2. **Use `_TABLE_SUFFIX`**: Narrow the date range as much as possible. `day.*` tables are cheapest for narrow windows; `month.*` for broader sweeps.
3. **Select only needed columns**: Avoid `SELECT *`. The `payload` column is large — only select specific JSON paths.
4. **Add LIMIT**: Use `LIMIT 1000` during exploration. Remove only for final exhaustive queries.
5. **Column filtering in WHERE**: Filter on indexed columns (`type`, `repo.name`, `actor.login`) before payload extraction.

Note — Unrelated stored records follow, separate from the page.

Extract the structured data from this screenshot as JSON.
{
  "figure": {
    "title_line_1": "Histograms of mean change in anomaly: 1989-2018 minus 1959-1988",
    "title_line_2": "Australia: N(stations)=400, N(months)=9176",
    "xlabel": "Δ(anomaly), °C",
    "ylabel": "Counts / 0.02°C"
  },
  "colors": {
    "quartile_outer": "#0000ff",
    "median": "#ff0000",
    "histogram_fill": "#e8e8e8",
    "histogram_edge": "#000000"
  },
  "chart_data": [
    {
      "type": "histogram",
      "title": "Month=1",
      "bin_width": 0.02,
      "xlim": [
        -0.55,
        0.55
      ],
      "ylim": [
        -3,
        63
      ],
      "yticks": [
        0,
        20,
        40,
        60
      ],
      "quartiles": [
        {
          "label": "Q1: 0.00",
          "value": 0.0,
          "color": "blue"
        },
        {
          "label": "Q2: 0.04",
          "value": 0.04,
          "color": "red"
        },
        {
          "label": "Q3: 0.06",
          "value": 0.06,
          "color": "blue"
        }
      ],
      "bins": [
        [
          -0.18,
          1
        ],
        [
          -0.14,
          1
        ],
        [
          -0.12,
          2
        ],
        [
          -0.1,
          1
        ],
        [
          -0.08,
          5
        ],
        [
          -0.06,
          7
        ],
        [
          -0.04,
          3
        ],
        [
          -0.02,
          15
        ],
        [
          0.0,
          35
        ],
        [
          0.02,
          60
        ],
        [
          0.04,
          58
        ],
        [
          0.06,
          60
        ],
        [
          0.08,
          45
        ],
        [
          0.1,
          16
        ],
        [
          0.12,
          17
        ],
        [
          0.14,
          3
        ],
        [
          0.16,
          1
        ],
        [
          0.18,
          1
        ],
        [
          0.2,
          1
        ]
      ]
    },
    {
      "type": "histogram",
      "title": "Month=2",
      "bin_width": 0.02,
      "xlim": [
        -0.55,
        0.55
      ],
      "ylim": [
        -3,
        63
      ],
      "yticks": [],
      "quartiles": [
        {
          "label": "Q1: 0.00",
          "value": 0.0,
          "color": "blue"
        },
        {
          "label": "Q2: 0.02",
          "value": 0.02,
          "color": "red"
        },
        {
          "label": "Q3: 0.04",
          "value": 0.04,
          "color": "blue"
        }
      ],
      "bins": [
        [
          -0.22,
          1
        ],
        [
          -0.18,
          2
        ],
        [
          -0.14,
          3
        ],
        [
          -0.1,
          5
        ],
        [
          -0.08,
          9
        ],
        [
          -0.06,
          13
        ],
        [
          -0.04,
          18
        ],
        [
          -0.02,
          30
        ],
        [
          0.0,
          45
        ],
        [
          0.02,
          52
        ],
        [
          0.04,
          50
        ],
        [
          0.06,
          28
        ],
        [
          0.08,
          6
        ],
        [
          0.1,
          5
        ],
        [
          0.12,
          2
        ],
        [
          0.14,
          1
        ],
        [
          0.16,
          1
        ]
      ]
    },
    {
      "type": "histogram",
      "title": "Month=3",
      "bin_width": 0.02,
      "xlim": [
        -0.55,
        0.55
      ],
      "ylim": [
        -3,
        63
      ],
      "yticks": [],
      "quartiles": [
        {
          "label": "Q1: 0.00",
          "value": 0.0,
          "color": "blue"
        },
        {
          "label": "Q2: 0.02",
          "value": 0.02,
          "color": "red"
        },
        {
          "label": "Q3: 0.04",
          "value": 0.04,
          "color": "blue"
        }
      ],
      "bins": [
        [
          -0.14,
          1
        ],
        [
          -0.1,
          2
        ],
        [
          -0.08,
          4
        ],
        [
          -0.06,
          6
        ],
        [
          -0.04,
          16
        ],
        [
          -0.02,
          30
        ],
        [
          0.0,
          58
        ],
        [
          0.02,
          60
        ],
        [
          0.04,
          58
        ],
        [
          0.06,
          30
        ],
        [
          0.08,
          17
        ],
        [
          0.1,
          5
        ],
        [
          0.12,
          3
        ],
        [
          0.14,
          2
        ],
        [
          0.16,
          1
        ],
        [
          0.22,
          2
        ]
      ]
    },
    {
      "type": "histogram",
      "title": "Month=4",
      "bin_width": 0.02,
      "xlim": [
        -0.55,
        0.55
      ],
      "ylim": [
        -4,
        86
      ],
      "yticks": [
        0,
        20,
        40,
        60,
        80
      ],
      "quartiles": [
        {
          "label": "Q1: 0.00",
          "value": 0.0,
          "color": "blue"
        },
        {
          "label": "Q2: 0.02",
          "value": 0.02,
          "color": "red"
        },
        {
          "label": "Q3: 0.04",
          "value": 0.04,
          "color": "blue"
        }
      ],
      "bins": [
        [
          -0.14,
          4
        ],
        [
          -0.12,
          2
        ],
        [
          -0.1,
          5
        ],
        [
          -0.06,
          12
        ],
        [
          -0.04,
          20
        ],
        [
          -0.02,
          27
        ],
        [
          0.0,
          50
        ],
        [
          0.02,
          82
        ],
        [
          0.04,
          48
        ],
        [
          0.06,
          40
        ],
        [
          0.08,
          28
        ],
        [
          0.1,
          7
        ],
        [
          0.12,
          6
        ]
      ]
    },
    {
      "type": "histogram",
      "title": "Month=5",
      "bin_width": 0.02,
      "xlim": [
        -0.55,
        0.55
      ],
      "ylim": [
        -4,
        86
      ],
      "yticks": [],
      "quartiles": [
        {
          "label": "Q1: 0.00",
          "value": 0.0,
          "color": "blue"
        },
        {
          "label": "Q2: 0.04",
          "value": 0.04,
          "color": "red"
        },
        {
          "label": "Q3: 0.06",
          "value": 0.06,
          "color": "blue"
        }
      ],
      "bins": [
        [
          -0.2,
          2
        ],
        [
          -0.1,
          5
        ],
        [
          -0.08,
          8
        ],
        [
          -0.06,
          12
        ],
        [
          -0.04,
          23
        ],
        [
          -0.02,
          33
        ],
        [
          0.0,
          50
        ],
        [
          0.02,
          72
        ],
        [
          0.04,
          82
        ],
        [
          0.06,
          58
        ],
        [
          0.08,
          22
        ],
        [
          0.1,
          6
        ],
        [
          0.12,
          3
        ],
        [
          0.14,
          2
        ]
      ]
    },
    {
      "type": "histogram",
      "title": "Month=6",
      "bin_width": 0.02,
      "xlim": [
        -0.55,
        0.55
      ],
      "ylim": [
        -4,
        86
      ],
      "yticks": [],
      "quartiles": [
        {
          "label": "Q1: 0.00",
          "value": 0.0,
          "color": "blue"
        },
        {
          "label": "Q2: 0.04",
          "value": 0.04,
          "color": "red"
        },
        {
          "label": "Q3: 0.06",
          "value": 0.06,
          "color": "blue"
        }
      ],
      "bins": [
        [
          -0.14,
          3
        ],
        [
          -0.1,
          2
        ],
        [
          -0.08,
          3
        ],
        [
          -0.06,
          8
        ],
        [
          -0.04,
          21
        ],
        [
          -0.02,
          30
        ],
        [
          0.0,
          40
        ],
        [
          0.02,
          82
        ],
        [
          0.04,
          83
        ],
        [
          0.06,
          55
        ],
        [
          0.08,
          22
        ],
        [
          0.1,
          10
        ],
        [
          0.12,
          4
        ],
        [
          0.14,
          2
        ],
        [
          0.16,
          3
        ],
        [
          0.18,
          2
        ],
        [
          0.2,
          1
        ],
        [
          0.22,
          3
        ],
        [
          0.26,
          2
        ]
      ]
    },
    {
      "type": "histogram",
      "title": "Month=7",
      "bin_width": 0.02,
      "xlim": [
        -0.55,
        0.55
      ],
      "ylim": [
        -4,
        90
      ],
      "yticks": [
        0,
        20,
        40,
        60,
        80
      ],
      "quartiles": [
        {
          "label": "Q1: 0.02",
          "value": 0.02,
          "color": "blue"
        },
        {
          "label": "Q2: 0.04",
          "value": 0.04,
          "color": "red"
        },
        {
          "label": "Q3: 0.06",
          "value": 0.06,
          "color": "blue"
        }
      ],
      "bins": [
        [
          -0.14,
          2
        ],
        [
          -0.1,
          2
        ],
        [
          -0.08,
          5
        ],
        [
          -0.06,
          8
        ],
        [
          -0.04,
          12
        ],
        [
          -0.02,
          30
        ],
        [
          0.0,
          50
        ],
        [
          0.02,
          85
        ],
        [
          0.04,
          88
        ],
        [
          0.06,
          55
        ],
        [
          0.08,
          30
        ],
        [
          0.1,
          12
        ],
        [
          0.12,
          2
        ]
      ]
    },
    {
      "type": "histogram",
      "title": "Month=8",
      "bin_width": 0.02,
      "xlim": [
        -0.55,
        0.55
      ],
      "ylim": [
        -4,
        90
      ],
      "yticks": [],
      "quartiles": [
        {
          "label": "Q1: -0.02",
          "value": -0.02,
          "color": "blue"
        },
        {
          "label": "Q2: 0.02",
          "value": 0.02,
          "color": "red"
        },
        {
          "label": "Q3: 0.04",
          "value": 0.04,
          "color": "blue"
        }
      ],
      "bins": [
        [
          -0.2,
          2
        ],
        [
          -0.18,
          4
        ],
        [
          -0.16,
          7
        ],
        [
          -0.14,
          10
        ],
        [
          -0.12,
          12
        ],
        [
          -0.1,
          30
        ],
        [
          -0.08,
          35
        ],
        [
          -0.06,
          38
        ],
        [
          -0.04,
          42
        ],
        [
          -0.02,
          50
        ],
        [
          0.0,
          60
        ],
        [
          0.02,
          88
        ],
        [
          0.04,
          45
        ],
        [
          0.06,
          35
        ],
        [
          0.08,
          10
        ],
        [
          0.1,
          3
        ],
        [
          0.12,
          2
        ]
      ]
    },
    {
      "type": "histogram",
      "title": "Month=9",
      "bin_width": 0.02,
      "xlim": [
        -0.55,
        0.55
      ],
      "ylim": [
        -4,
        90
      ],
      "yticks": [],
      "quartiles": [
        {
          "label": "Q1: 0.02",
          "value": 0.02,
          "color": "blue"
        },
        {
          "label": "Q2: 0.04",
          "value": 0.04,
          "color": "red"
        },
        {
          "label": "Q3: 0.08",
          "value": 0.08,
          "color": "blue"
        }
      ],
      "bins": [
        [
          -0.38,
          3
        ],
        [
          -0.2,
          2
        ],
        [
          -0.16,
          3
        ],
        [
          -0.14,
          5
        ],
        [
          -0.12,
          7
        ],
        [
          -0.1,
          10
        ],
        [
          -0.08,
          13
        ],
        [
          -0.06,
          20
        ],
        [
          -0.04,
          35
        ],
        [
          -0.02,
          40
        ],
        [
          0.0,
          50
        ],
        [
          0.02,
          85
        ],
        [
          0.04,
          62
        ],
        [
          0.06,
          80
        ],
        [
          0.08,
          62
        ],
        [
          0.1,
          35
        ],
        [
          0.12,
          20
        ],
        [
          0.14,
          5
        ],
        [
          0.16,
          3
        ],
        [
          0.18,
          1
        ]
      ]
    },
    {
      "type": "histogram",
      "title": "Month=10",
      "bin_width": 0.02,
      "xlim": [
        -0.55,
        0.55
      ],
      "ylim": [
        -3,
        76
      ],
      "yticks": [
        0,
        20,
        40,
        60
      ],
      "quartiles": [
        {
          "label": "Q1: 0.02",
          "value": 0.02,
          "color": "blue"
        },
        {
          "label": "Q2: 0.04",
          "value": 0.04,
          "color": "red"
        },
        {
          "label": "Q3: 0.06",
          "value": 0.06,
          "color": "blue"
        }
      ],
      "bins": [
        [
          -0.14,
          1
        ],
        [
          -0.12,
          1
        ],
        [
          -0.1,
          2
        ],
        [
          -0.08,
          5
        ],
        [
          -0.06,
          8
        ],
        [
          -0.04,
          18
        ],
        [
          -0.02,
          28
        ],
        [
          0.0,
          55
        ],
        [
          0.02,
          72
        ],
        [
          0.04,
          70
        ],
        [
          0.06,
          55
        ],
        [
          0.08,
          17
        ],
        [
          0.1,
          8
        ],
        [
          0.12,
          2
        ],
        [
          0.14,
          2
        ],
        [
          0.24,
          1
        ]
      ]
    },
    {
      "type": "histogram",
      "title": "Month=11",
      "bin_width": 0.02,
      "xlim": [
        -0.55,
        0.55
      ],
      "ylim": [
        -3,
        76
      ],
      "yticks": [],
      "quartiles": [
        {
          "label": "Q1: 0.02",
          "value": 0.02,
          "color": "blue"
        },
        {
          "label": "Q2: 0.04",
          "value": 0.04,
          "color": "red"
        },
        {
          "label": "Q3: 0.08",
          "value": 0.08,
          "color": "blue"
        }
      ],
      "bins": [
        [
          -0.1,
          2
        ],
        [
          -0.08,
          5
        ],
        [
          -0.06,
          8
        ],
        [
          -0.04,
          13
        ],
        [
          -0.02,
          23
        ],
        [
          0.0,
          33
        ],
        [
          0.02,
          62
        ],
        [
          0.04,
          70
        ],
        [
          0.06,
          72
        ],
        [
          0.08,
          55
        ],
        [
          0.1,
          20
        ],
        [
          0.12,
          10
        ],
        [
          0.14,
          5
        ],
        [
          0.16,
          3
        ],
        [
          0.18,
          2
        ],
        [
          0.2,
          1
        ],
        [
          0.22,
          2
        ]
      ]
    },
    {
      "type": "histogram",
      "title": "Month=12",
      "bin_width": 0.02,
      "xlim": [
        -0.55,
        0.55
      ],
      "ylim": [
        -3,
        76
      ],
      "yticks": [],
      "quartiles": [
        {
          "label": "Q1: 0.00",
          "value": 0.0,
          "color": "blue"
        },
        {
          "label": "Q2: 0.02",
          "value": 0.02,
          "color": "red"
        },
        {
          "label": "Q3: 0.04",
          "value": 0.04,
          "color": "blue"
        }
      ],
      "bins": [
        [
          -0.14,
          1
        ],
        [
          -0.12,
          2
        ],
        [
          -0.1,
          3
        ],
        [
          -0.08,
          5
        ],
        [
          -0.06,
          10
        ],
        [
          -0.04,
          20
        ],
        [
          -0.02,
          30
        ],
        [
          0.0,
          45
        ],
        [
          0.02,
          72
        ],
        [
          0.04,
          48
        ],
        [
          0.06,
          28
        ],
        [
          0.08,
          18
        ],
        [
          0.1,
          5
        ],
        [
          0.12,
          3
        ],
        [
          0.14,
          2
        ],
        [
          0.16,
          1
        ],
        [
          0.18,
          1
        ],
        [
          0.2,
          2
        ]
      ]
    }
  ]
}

**Cost estimation**: A single month of GH Archive data is ~1-2 TiB uncompressed. Querying a specific repo + event type with `_TABLE_SUFFIX` typically scans 1-10 GiB ($0.006-$0.06).
---
## Accessing via Hermes
**Option A: BigQuery CLI** (if `gcloud` is installed)
```bash
bq query --use_legacy_sql=false --format=json "YOUR QUERY"
```
**Option B: Python** (via `execute_code`)
```python
from google.cloud import bigquery
client = bigquery.Client()
query = "YOUR QUERY"
results = client.query(query).result()
for row in results:
print(dict(row))
```
**Option C: No GCP credentials available**
If BigQuery is unavailable, document this limitation in the report. Use the other 4 investigators (Git, GitHub API, Wayback Machine, IOC Enrichment) — they cover most investigation needs without BigQuery.